Brand valuation started becoming common in the 1970s and 1980s. At that time, it was agreed that brands were part of a company’s assets and could be quantified and traded in the market.
Companies like Interbrand were among the first to create methods for answering the big question: “How much is your brand worth?”
Even today, many managers and investors still think of brand valuation mainly in financial terms: How much income does the brand generate? How much sales has it achieved? What share of the market does it hold?
In the late 1980s, Peter H. Farquhar introduced another perspective. He published an influential paper where he used the term Brand Equity. In his "Managing Brand Equity" paper he explores how the value of a brand can be leveraged through different extensions, and his concepts are still used in the field of branding and marketing strategy.
Although Farquhar was the first to use the term brand equity, it was David Aaker who explained this concept in depth; he studied many companies and brand models and eventually concluded that brand equity can be measured using ten main factors. He called this framework “Brand Equity Ten”.
Let's go through the ten factors:
- Price Premium: Imagine two identical products, one with a brand name and one without. How much higher can the branded product be sold for?
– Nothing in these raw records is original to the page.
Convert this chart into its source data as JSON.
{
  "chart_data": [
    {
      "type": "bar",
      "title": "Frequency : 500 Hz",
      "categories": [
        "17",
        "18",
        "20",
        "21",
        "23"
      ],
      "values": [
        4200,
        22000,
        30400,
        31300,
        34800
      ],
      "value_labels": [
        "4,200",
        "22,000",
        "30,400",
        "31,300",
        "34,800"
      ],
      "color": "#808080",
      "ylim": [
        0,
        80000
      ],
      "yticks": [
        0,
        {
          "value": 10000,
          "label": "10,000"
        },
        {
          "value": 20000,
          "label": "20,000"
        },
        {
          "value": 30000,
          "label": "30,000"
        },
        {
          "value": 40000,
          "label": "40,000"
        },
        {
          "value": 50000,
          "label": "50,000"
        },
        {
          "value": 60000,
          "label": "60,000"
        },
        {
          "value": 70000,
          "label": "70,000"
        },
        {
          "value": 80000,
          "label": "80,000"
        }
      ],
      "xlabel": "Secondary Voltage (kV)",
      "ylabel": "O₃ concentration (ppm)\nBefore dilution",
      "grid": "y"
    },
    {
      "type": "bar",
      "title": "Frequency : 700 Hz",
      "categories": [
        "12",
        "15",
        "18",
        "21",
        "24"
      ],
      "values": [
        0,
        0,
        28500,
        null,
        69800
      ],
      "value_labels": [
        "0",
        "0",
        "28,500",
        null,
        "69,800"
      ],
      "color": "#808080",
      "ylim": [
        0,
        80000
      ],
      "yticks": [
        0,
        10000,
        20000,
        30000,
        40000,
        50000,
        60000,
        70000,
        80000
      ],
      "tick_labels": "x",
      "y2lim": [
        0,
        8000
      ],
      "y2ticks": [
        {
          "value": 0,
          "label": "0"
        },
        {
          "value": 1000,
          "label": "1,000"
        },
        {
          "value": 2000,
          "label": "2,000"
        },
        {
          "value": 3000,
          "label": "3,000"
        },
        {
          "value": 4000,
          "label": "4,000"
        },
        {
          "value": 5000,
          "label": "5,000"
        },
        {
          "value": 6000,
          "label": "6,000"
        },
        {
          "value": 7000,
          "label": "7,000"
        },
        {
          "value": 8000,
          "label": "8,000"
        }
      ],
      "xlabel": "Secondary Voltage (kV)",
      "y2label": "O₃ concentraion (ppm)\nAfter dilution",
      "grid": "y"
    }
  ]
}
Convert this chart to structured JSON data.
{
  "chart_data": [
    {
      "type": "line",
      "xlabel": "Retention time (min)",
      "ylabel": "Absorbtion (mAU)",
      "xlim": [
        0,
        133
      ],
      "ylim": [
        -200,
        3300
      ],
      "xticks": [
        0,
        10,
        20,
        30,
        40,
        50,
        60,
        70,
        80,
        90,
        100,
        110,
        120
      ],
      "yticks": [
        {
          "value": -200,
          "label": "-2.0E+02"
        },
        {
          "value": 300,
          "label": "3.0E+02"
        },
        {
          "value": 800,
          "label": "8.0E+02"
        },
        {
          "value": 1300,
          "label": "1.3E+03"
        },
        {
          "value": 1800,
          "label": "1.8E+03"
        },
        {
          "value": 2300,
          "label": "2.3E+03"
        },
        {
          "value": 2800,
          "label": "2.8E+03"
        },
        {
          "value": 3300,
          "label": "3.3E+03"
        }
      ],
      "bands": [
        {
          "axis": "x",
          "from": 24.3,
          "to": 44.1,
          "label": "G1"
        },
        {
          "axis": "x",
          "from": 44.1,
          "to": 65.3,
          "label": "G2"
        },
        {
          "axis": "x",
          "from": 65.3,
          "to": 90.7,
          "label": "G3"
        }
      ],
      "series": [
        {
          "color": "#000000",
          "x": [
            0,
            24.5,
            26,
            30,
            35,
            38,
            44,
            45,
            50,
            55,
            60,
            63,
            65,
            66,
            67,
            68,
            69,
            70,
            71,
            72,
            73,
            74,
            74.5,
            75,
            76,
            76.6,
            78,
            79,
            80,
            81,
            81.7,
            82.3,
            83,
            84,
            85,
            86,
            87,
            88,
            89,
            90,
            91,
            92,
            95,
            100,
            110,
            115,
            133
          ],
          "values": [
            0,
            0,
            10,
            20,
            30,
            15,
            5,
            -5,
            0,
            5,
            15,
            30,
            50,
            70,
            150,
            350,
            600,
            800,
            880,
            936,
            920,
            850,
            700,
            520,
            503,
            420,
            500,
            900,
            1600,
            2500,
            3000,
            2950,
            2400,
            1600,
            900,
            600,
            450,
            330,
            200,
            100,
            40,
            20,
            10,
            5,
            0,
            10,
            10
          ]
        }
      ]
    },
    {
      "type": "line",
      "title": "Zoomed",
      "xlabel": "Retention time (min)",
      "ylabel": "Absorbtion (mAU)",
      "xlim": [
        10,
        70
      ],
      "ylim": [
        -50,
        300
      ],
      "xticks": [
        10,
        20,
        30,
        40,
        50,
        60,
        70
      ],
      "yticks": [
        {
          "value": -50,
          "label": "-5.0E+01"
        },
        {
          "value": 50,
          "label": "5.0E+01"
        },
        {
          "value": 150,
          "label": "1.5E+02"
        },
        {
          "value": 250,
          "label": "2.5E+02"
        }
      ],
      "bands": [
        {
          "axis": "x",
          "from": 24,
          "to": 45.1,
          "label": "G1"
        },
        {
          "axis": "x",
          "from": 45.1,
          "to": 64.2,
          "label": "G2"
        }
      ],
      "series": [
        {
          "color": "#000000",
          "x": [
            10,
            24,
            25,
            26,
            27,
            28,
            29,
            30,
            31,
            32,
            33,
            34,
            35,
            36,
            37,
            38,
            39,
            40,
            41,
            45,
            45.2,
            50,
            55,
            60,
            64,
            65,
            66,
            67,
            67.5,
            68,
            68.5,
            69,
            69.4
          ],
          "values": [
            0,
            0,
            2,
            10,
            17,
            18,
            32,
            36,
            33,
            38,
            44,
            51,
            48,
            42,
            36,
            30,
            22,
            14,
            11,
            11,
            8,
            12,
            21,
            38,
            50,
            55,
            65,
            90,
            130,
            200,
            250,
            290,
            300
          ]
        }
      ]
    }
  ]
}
- Satisfaction / Loyalty: Are customers happy with the brand and loyal to it? & How often do they come back to buy again?
- Perceived Quality: When a product carries a brand name, what do people think about the quality of that product?
- Leadership / Popularity: To what extent do people and customers believe that this brand is a pioneer in its market? If this brand takes a new initiative or introduces a new product, how likely is it that people will see it as the future direction or trend of the industry and follow it?
- Perceived Value: Compared to competitors, does this brand create more value for you? Would you be willing to pay for it instead of choosing other brands?
- Brand Personality: Does the brand have an attractive personality for its audience? Can people describe it? Does it have a strong, clear image in their minds and a deep history?
- Organizational Associations: How do people view the company behind the brand? Do they feel proud of being connected to it?
- Brand Awareness: How well-known is the brand? Do people recognize it and recall it?
- Market Share: What percentage of the market does the brand own?
- Market Price and Distribution Coverage: If we know the average price in this industry, where do the products of this brand stand? Higher than average? Around average? Or lower than average?
As you can see, Aaker listed almost every possible factor. His point was that to measure brand equity, you should evaluate all these factors and combine them together. Still, while Aaker argued that all these factors are measurable, we know that in practice it’s not that easy! Measuring them properly can be very complex.
When it comes to deciding how important each factor is, or how to combine them, there is no single answer. Aaker suggested that you should decide based on your industry, your product, and your business needs.
In the end, he highlighted two key points:
- If you had to measure brand equity with only one factor, the best choice would be Price Premium, because it clearly shows how much extra value a brand adds compared to a generic product.
- Instead of using all ten factors, brand equity can also be measured with four main ones: perceived quality, loyalty, perceived value, and brand awareness.